あの子の好きな子
2年E組の出し物は、ドーナツ屋さんだった。女子が強いクラスなのか、内装もとてもかわいらしくて、ピンクのエプロンをつけた女子たちが元気に接客をしていた。私は、去年同じクラスだったカヨちゃんを手招きで呼んだ。
「あの、久保さんって、いる?」
「うんいるよ!今シフト入ってるよ。呼ぶの?」
カヨちゃんがよく通る大きな声で久保さんを呼ぶと、奥からきれいな女の子が走って来た。顔と名前は一方的に知っているけど、話すのは初めてなので緊張する。
「久保です」
髪が黒くて、長くて、サラサラで、落ち着いた大人っぽい雰囲気の女の子だった。目がぱっちりしてて口が小さい。いまいちパっとしない私の容姿とは正反対で、華があって上品な感じがする。
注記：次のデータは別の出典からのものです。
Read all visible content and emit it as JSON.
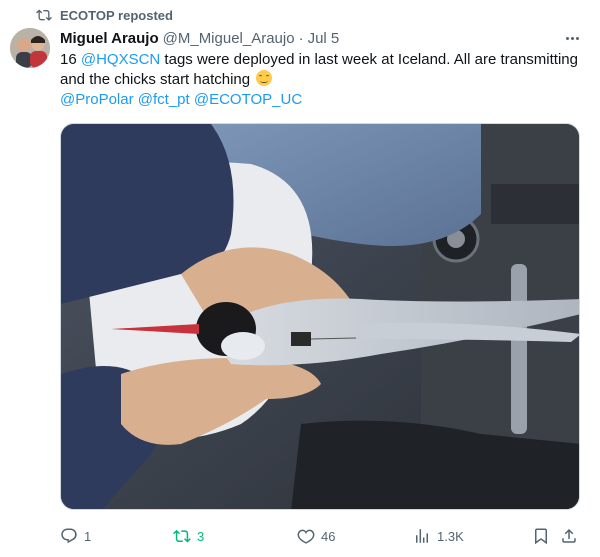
{
  "repost": {
    "label": "ECOTOP reposted",
    "icon": "repost-icon"
  },
  "author": {
    "name": "Miguel Araujo",
    "handle": "@M_Miguel_Araujo",
    "separator": "·",
    "date": "Jul 5"
  },
  "tweet": {
    "count": "16",
    "mention1": "@HQXSCN",
    "text1": " tags were deployed in last week at Iceland. All are transmitting and the chicks start hatching ",
    "emoji": "smiling-face-emoji",
    "mention2": "@ProPolar",
    "mention3": "@fct_pt",
    "mention4": "@ECOTOP_UC"
  },
  "media": {
    "subject": "photo"
  },
  "actions": {
    "replies": "1",
    "reposts": "3",
    "likes": "46",
    "views": "1.3K"
  },
  "colors": {
    "accent": "#1d9bf0",
    "repost_active": "#00ba7c",
    "muted": "#536471",
    "text": "#0f1419"
  }
}
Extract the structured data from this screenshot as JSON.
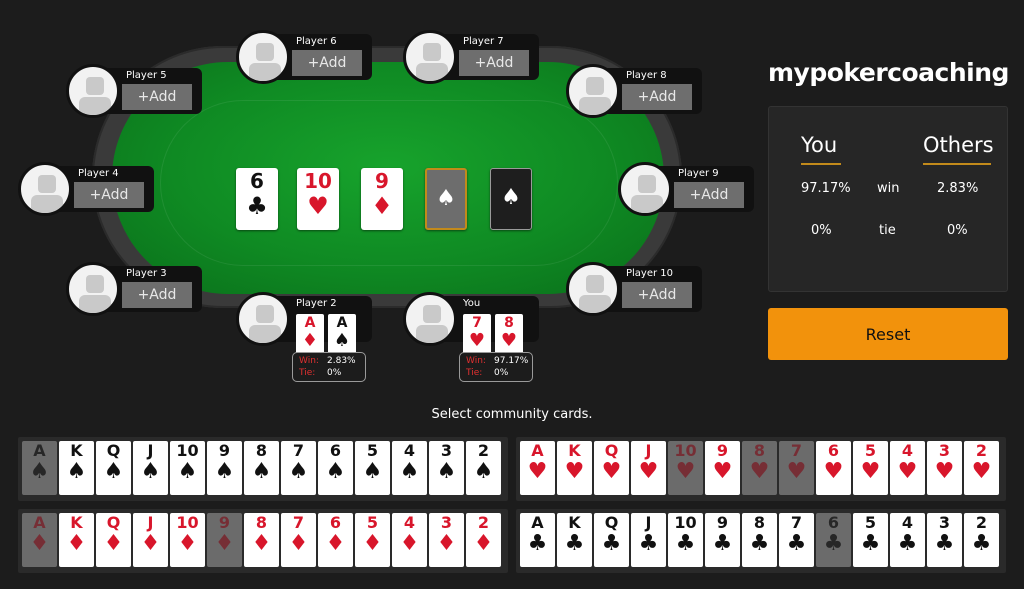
{
  "table": {
    "community_cards": [
      {
        "rank": "6",
        "suit": "♣",
        "color": "black"
      },
      {
        "rank": "10",
        "suit": "♥",
        "color": "red"
      },
      {
        "rank": "9",
        "suit": "♦",
        "color": "red"
      },
      {
        "rank": "",
        "suit": "spade-logo",
        "state": "empty-selected"
      },
      {
        "rank": "",
        "suit": "spade-logo",
        "state": "empty"
      }
    ],
    "seats": {
      "player5": {
        "name": "Player 5",
        "add_label": "+Add"
      },
      "player6": {
        "name": "Player 6",
        "add_label": "+Add"
      },
      "player7": {
        "name": "Player 7",
        "add_label": "+Add"
      },
      "player8": {
        "name": "Player 8",
        "add_label": "+Add"
      },
      "player4": {
        "name": "Player 4",
        "add_label": "+Add"
      },
      "player9": {
        "name": "Player 9",
        "add_label": "+Add"
      },
      "player3": {
        "name": "Player 3",
        "add_label": "+Add"
      },
      "player10": {
        "name": "Player 10",
        "add_label": "+Add"
      },
      "player2": {
        "name": "Player 2",
        "cards": [
          {
            "rank": "A",
            "suit": "♦"
          },
          {
            "rank": "A",
            "suit": "♠"
          }
        ],
        "win_label": "Win:",
        "win": "2.83%",
        "tie_label": "Tie:",
        "tie": "0%"
      },
      "you": {
        "name": "You",
        "cards": [
          {
            "rank": "7",
            "suit": "♥"
          },
          {
            "rank": "8",
            "suit": "♥"
          }
        ],
        "win_label": "Win:",
        "win": "97.17%",
        "tie_label": "Tie:",
        "tie": "0%"
      }
    }
  },
  "brand": {
    "text": "mypokercoaching"
  },
  "odds_panel": {
    "you_header": "You",
    "others_header": "Others",
    "win_label": "win",
    "tie_label": "tie",
    "you_win": "97.17%",
    "others_win": "2.83%",
    "you_tie": "0%",
    "others_tie": "0%"
  },
  "reset_label": "Reset",
  "prompt": "Select community cards.",
  "deck": {
    "spades": {
      "symbol": "♠",
      "color": "black",
      "ranks": [
        "A",
        "K",
        "Q",
        "J",
        "10",
        "9",
        "8",
        "7",
        "6",
        "5",
        "4",
        "3",
        "2"
      ],
      "used": [
        "A"
      ]
    },
    "hearts": {
      "symbol": "♥",
      "color": "red",
      "ranks": [
        "A",
        "K",
        "Q",
        "J",
        "10",
        "9",
        "8",
        "7",
        "6",
        "5",
        "4",
        "3",
        "2"
      ],
      "used": [
        "10",
        "8",
        "7"
      ]
    },
    "diamonds": {
      "symbol": "♦",
      "color": "red",
      "ranks": [
        "A",
        "K",
        "Q",
        "J",
        "10",
        "9",
        "8",
        "7",
        "6",
        "5",
        "4",
        "3",
        "2"
      ],
      "used": [
        "A",
        "9"
      ]
    },
    "clubs": {
      "symbol": "♣",
      "color": "black",
      "ranks": [
        "A",
        "K",
        "Q",
        "J",
        "10",
        "9",
        "8",
        "7",
        "6",
        "5",
        "4",
        "3",
        "2"
      ],
      "used": [
        "6"
      ]
    }
  },
  "colors": {
    "accent": "#f2920c",
    "felt": "#0f8a23",
    "red": "#d8162b",
    "gold": "#c28a1b"
  }
}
こんな風に生まれてきたら、人生もう少し楽しかったかな、とつい考えてしまう。
「・・・あ、もしかして去年A組だった?」
「は、はい、体育一緒だった・・・」
「そうだよね、見たことある。どうしたの?」
久保さんはにこっと笑った。なんだか、2つか3つ年上の人と話している気分。
「あの、私、C組の森崎あゆみです」
「C組?・・・篠田先生の?」
「あ、うん。それであの、えっと、広瀬くんのことで」
「ああ、雄也。そっか篠田先生のクラスだったね」
久保さんは手をぱちんと叩いて嬉しそうにした。私はその「雄也」という響きに一瞬どきっとした。この学校の中で、広瀬くんをそう呼ぶ人はいないから。そういえば広瀬くんは、雄也というんだった。
「今日、お休みしてるんだけど・・・」
「あ、うん。風邪ひいちゃったみたい。37度くらいだったかな」
「え・・・」
久保さんが、広瀬くんが体調を崩していること、それだけじゃなくて熱が何度あるのかまで知っていて驚いた。私が思っていた以上に、二人は仲がいいのかもしれない。